What makes empathizing so hard is it goes against our natural intuition, which is to convince people our point of view is right. Especially as entrepreneurs we spend so many hours defending, that we often fail at accepting another perspective and because we are so attached to our own point of view we often confuse it with our own identity. And so sometimes empathy can be very difficult because we get nervous that if we put ourselves in someone else’s shoes to see their (different) point of view we might lose part of our identity, we might lose part of our “Self.”
There are two scenarios I experienced a lot.
The first is something goes wrong. As a leader you will receive information that no one else will have. Often incredibly conflicting, it is easy to make assumptions based on all the opinions and lack of facts around you. But I challenge you to start with the people and not just ask them what happened, but understand it from their perspective. Put yourself in their shoes to understand how they approached the problem, the resources they used, how they are feeling about it, and really why the result is different than you expected. It may take several discussions to actually get down to the root cause, but it’s a much better approach than making an assumption about why.
The second is predicting what people will need. This is much harder and can take years of practice. The better you understand people around you, what motivates them, make them happy, or what they need, the better you can predict this. Providing solutions before they need them is like creating great products people didn’t even know they needed until they tried it. I have a very long way to go to get good at this.
Surfers do this in a very basic way. They look out for each other in the water. Like a brotherhood, they never give up helping a surfer in trouble, no matter how long it takes. Most of them have been there before and instantly they can understand what it’s like. An unspoken language many of us never experience in the business world.
Create Depth to the Relationship
As the CEO, your job isn’t to be friends with everyone. Often figuring out how far to go with each relationship is a constant battle. Yes, you want to build camaraderie with your team, investors, partners, etc. but you do need to make it clear where the line is.

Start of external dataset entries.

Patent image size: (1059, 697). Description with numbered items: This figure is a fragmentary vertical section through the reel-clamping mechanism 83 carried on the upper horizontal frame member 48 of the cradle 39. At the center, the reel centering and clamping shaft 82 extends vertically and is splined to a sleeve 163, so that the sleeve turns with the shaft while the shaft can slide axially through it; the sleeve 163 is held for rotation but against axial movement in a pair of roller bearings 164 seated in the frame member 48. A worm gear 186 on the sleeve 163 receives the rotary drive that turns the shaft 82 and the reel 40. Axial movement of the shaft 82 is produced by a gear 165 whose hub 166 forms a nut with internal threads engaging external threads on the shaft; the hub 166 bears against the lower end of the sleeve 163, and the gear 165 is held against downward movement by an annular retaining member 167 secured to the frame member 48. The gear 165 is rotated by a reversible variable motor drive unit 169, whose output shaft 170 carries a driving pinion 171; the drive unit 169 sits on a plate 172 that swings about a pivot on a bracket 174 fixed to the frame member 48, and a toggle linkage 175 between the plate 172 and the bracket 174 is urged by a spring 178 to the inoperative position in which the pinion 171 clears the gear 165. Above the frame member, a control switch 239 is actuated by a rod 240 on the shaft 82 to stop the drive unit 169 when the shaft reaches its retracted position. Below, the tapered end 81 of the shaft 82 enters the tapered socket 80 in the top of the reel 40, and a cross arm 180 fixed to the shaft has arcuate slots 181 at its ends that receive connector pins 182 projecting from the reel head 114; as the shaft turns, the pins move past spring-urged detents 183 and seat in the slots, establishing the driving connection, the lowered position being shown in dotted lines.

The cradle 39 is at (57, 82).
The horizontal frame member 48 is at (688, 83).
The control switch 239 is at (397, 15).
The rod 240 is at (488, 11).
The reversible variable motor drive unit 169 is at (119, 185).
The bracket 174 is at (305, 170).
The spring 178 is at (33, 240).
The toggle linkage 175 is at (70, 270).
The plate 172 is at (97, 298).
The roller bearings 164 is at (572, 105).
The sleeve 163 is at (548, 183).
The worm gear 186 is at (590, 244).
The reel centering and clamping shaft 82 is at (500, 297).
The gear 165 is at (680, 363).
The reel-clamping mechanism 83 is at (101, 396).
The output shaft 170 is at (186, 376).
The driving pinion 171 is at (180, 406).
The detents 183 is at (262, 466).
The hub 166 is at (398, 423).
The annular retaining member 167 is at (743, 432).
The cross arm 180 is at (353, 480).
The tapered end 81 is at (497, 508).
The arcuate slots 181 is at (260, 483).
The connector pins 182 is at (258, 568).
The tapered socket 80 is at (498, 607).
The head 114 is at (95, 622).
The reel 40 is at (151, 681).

With that in mind there is a lot more to life than just work. Often I was so focused on the company, it was the only thing I would think about and most of the time the only thing I would talk about. I loved talking to everyone about business and rarely drifted off to new subjects. It’s okay if you aren’t caught up on the latest pop culture, but you can talk to people about life outside of the company.
Getting to know what people are passionate about helps you be a better leader. Learning what motivates people, where they like to travel, what makes them happy, what they like to do when they aren’t slaving away to make the company stronger, etc. goes back to empathizing and helping you understand where people are coming from. You won’t get to know people by constantly being in meetings or by only connecting with them at happy hour. Learning about people can happen in small increments during the day, at social events, or even at lunch.
Lastly, please don’t ask about their life to just ask. If you don’t care or you don’t intend to care then just talk about business. People can tell when you don’t care or even worse when you don’t remember personal things they shared with you.
Conclusion
Building a great company is hard. Building it alone is depressing. Learning to put other people first is something I constantly battle with, but I believe it will not only make me a better leader, but more importantly it will make the journey so much more enjoyable. No different than the level of commitment surfers have in the water to protect each other, putting other people first will create relationships that last long beyond your company days.